Comme l’enrichissement de l’uranium nécessite un certain niveau de capacité de production qui n’existe pas encore aujourd’hui, il y a un petit rattrapage en cours dans l’industrie industrielle. Cela a conduit par exemple TerraPower à annoncer un retard dans le démarrage de son premier SMR Natrium. Auparavant, la Russie était un fournisseur majeur de HALEU, mais depuis la guerre en Ukraine, la dépendance s’est maintenant déplacée vers la capacité de production nationale des États-Unis, qui est en train de se développer rapidement.
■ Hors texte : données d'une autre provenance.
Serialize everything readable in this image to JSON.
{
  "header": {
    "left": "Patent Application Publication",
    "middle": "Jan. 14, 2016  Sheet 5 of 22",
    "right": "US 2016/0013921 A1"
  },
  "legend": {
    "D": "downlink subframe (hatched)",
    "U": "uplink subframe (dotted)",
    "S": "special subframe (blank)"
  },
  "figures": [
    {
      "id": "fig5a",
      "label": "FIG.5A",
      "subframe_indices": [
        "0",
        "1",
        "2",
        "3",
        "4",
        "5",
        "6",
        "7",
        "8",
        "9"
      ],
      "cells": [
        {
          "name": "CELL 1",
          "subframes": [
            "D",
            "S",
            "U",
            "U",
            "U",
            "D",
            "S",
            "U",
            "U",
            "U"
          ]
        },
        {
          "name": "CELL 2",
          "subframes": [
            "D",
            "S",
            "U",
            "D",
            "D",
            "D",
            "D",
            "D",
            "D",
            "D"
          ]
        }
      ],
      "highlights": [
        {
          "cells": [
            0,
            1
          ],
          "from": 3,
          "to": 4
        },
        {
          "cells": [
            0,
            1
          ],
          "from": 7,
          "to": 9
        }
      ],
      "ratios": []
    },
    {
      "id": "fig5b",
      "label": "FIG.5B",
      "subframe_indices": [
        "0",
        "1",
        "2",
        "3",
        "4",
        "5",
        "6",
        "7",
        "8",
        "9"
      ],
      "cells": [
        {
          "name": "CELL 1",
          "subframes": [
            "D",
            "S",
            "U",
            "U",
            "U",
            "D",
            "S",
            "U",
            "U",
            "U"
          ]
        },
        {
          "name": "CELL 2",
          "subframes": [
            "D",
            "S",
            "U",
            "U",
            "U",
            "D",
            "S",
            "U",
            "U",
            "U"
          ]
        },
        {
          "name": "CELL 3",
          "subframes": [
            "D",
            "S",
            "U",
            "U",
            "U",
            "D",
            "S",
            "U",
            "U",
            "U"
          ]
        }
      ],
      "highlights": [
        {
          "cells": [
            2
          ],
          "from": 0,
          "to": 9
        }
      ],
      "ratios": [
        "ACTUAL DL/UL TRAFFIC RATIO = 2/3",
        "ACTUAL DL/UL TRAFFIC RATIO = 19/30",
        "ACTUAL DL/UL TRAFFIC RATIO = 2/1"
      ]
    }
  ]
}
La géopolitique mise à part, ce qui devrait être clair à ce stade, c’est l’immense variété des types de combustibles nucléaires et de leurs applications, avec les nouveaux réacteurs de génération IV qui s’y ajoutent. Avec une demande croissante d’énergie fiable et à faible émission de carbone, il semblerait que le jeu soit lancé pour extraire autant d’énergie que possible de chaque gramme d’uranium extrait.

François Zipponi
François Zipponihttp://10-raisons.com/author/10raisons/
Je suis François Zipponi, éditorialiste pour le site 10-raisons.com. J'ai commencé ma carrière de journaliste en 2004, et j'ai travaillé pour plusieurs médias français, dont le Monde et Libération. En 2016, j'ai rejoint 10-raisons.com, un site innovant proposant des articles sous la forme « 10 raisons de... ». En tant qu'éditorialiste, je me suis engagé à fournir un contenu original et pertinent, abordant des sujets variés tels que la politique, l'économie, les sciences, l'histoire, etc. Je m'efforce de toujours traiter les sujets de façon objective et impartiale. Mes articles sont régulièrement partagés sur les réseaux sociaux et j'interviens dans des conférences et des tables rondes autour des thèmes abordés sur 10-raisons.com.